In the midst of the current conference expansion insanity, we have a school that's soon to not be aligned with any major conference. They are the 3rd-winningest program in their sport's history. They've won 5 National Championships. Their first coach was the inventor of the sport itself.
So why doesn't anyone want Kansas?
Yeah, yeah, I know, football is king. Football makes the most money, has the most support, and consequently dictates every decision made by the major conferences. But how insane is it that Kansas, arguably the most storied program in college basketball history, will be left out in the cold while Nebraska, an irrelevant basketball school for its entire history and barely an above-average football one over the past decade, gets to decide the fate of an entire conference? How does that make any sense?

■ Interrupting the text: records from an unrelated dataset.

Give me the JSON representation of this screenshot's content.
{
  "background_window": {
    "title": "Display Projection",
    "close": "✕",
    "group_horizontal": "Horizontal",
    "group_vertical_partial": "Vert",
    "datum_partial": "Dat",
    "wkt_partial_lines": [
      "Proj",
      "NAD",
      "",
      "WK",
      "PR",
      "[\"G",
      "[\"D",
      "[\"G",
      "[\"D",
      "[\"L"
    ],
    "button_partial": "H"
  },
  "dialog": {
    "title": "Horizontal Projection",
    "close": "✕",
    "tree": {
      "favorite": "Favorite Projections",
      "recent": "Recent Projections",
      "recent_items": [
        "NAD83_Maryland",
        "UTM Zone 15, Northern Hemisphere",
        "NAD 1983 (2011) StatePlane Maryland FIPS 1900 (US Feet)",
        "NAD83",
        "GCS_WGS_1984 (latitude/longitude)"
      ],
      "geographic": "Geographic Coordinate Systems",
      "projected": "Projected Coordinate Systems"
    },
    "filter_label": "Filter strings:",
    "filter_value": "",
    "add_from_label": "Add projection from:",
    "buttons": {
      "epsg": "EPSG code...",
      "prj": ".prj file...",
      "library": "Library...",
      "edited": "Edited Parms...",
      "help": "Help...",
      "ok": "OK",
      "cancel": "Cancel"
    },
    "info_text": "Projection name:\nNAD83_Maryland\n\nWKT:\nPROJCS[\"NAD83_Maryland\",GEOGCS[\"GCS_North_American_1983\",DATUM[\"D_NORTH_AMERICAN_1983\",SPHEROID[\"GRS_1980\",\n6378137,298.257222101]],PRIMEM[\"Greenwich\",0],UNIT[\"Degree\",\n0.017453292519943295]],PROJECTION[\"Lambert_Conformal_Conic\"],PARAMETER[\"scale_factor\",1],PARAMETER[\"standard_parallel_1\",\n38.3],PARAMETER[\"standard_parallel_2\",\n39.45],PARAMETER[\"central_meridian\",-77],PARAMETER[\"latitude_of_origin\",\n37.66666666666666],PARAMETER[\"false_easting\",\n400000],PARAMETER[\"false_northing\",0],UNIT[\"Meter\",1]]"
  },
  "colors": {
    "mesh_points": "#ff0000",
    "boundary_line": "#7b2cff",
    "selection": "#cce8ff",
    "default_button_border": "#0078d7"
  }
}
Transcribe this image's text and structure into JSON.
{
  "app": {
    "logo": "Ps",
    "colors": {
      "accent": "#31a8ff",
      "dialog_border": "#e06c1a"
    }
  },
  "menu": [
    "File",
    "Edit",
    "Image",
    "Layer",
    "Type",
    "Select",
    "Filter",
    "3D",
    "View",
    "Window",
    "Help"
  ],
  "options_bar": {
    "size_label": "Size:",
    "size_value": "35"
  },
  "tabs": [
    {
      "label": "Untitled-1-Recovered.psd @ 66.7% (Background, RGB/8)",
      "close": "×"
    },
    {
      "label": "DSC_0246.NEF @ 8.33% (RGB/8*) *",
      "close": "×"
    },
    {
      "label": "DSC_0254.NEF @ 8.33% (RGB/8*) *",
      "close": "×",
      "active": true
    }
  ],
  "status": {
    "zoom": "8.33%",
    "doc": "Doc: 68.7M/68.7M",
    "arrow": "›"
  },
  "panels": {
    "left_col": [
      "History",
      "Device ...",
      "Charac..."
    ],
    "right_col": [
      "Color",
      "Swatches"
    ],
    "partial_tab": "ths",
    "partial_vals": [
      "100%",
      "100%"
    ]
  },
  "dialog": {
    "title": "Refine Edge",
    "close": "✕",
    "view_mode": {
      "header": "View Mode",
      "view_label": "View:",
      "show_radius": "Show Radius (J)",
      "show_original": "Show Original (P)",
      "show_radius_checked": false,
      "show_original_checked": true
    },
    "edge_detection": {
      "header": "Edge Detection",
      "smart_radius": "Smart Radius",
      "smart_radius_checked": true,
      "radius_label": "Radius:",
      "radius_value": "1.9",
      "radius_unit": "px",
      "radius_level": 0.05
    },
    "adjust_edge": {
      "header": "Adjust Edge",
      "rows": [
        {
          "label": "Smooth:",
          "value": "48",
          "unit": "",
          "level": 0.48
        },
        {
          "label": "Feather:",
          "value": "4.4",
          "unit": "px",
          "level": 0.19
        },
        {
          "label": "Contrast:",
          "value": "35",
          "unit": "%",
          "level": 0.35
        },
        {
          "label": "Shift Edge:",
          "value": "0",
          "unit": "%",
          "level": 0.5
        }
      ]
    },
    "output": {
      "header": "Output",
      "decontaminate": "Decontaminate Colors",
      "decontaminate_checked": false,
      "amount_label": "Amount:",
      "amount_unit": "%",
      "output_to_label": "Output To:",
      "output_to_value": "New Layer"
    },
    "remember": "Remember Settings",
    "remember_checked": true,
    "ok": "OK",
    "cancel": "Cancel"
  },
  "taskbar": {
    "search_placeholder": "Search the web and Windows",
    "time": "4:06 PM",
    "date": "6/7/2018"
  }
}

Over at ESPN, Eamonn Brennan tackled the issue of Kansas' inexplicable irrelevance in the conference shuffle:
"The Pac-10 doesn't want Kansas. The Big Ten doesn't seem wholly interested. The Jayhawks are, for the moment, on the outside of conference expansion looking in. Which says a lot more about conference expansion than it does the Kansas Jayhawks.
What it says is that college basketball doesn't at all factor into what conference expansion will produce."
What if the tables were turned? What if, say, Michigan was without an affiliation? Would other major conferences possibly be interested in adding them to their ranks?
Of course they would -- they'd kill for Michigan. Because Michigan is the football equivalent of Kansas basketball. Another KU analogue, Notre Dame, has been fending off would-be conference suitors (in football, at least) for decades. That's the reality of being a college football powerhouse. But when an elite basketball program becomes available, the only question is, "How's their football team?"
Like Brennan wrote, basketball fans may understand this summer's conference free-for-all on an intellectual level, but that doesn't make it any easier to stomach when one of the prestige programs in the entire country, the place where Dr. James Naismith himself coached, finds itself on the outside looking in while historically lame basketball programs like Colorado and Nebraska dictate its future.